If we follow our feelings, we too easily fall into the rage trap. Raging against racist powers and principalities without considering the impact on those who are more vulnerable is, in some very real ways, joining the very forces we oppose because our distinct voice is easily dismissed if our main form of activism is virtue signalling and doomscrolling. More, because we do have a voice that can be heard by a system designed to our benefit, we’re obligated to work within it, careful not to make life harder for those we hope to help with unreflective behavior.
If we who live comfortably within the culture join in rioting, we aren’t defending the people in our homes or the businesses that serve our neighborhoods; we’re trespassing. We simply are not entitled to join in the release of anger, fear, and oppression expressed by oppressed populations, especially in predominantly black and brown communities because we have access to the conventional means of Speech denied those who must resort to this type of deafening speech to preserve what there is of liberty and dignity.
We can engage in the work of diminishing the danger we pose. More cerebral tasks, like book studies, are worthwhile as long as they aren’t all we do. We have bandwidth for them because our lives aren’t threatened by the Machine. It’s incumbent upon us to stand in our integrity by doing what we learn and discuss, rather than committing to the causes of equity and justice as endless ego-driven exercises of academic inactivism.
Not all worthy resistance is accomplished by protestors or organizers. Those of us whose role is to make noise need the book study crowd to use their skills to draft legislation, engage in advocacy by tending to the details that I never could, and challenging the racist ideation endemic to our culture.
One Will Do
It’s intimidating to think of this all at once. There really is an insurmountable volume of work we need to do, yet this isn’t the work of one, but of many. For this reason, it is doable.
One will do in the efforts of reformation we undertake to lessen our complicity. One will do when we stand in our discomfort as we clumsily tell our friends, coworkers, or family members that we aren’t accustomed to keeping company with people who degrade another person’s humanity for any reason.
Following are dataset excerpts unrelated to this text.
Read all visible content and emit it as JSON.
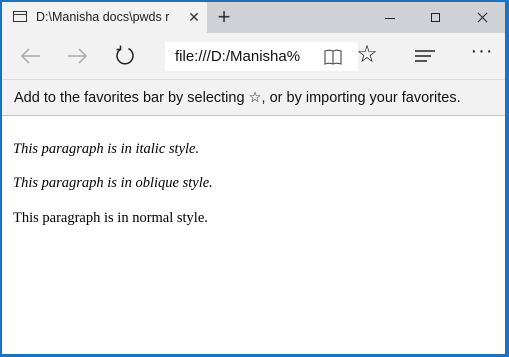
{
  "tab": {
    "title": "D:\\Manisha docs\\pwds r",
    "close_glyph": "✕"
  },
  "titlebar": {
    "new_tab_glyph": "+"
  },
  "navbar": {
    "address": "file:///D:/Manisha%",
    "favorite_glyph": "☆",
    "more_glyph": "···"
  },
  "favbar": {
    "message": "Add to the favorites bar by selecting ☆, or by importing your favorites."
  },
  "content": {
    "p_italic": "This paragraph is in italic style.",
    "p_oblique": "This paragraph is in oblique style.",
    "p_normal": "This paragraph is in normal style."
  },
  "icons": {
    "tab_page": "page-icon",
    "back": "arrow-left-icon",
    "forward": "arrow-right-icon",
    "refresh": "refresh-icon",
    "reading_view": "book-icon",
    "favorite": "star-icon",
    "hub": "hub-icon",
    "more": "more-icon"
  }
}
One will do when we bear witness to the grinding wheels of the Machine in action. When we encounter something bigger than what we can stop, we can document, record, and share what we see — an ICE raid, a traffic stop, a line of conversation at a town meeting, or our bosses speaking and acting in ways that perpetuate the ideologies of prejudice.
You will do when you use your voice in ways that risk your comfort, and it’s here we encounter the most significant impediment to a just and equitable world. We’re wired to avoid doing things that bring discomfort. Typically, I’d insert a joke here about how you can look at me and see the lengths to which I’ll go to avoid discomfort as a pattern throughout my life because you can only achieve this kind of shape through years of neglect, but I’ll refrain from such low-hanging jokes. Avoiding jokes about my willpower being directly proportional to how close we are to dinner is imperative, because we’re all called to do the work where one is enough.
Finally, if any of the 3.687 of you reading this take anything away, take this.
No one expects you to do it all.
That said, I hope you accept this invitation to take the time to discern your part. If you do this, you have my gratitude and encouragement, but more, you have friends waiting to greet you at the door.